A stop-loss function means that if the loss on a particular bet reaches a point at which the customer had specified that they no longer wished to risk any more money, the bet is automatically closed.
If shares rise in value, the investor can move the stop-loss price up above the initial price, thus locking in a profit.
"Let's say you bought AIB shares a few months ago at €12 and you put the stop-loss in at €11.60, because you weren't prepared to lose more than 40 cents a share," Mr O'Donoghue explains.
"When AIB's share price went up to €12.50, you could have moved the stop-loss up to €12.20, so you couldn't actually make a loss. You would be guaranteed to make a profit of 20 cents multiplied by the value of your original bet."
Spread betting customers are a mix of novice investors and the more sophisticated kind, Mr O'Donoghue says.
"People do lose money, but people lose money when they buy shares as well."
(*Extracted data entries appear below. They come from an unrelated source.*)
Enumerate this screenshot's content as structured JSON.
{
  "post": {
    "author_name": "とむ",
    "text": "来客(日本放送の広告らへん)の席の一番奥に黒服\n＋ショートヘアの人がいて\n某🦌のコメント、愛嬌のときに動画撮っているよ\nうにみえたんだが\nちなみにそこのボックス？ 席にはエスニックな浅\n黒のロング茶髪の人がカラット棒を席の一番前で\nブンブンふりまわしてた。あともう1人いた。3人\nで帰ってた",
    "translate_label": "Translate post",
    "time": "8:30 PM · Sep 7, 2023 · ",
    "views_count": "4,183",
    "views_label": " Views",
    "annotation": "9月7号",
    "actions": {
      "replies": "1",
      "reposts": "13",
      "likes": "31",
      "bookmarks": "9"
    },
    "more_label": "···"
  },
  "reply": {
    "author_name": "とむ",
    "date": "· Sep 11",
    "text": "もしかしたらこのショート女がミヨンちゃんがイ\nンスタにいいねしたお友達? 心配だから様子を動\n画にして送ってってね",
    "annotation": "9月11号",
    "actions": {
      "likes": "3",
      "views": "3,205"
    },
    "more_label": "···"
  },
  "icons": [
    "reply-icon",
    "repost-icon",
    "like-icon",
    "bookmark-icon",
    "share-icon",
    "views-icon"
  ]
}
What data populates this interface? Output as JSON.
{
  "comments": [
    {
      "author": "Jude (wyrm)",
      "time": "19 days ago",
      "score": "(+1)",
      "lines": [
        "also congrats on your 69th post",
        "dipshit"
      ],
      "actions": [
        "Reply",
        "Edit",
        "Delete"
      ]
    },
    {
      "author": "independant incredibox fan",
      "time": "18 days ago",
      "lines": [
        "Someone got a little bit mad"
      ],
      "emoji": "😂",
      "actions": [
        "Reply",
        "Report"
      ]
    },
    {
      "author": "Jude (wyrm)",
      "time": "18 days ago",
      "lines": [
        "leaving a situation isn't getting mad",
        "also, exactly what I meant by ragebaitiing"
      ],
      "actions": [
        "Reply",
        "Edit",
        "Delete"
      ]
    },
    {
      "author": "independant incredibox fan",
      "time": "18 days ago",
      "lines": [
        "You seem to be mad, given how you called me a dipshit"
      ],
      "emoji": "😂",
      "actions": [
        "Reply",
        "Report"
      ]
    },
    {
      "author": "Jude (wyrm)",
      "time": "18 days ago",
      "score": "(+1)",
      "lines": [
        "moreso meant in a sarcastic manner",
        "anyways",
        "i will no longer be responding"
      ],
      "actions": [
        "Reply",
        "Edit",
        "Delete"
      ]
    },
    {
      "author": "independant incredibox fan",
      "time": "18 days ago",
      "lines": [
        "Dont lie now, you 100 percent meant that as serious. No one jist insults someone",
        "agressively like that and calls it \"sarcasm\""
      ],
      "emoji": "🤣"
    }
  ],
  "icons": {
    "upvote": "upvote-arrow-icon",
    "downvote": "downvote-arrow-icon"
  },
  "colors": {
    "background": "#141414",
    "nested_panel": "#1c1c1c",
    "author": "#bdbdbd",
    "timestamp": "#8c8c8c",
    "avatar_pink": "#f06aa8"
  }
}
For gamblers who lack confidence in their ability to win at financial spread betting, the Delta Index site includes a simulator for those who want to play with fantasy money. "There is one little health warning with using a simulator," Mr O'Donoghue says. "You can be a little more profligate with your trading style and you would want to be careful that you don't continue your bad habits when you start dealing with real money."
Financial spread betting firms in the Republic are currently regulated as gaming companies, so their customers can technically be defined as gamblers, not investors.
However, a new EU directive will oblige the Irish Financial Services Regulatory Authority to regulate the area from 2006.
The market should also expand as a result of the UK-based company IG Index's decision to step up its marketing activities in the Republic.Meanwhile, spread betting firms are finding new ways to encourage people to have a flutter.
Taking positions on the Permanent TSB/ESRI house price index is popular among people with large property portfolios who want to hedge their investments, according to Mr O'Neill.
Growth in the index might be pitched at 10 per cent. Property investors will thus "sell", so that if the market doesn't grow by 10 per cent, they will at least have the small compensation of a spread betting win.
But it is one bet they want to lose. If they have a portfolio worth €400,000 and the property market does grow by 10 per cent or more, they might lose €4,000 on the bet, but gain equity of at least €40,000 on their portfolio.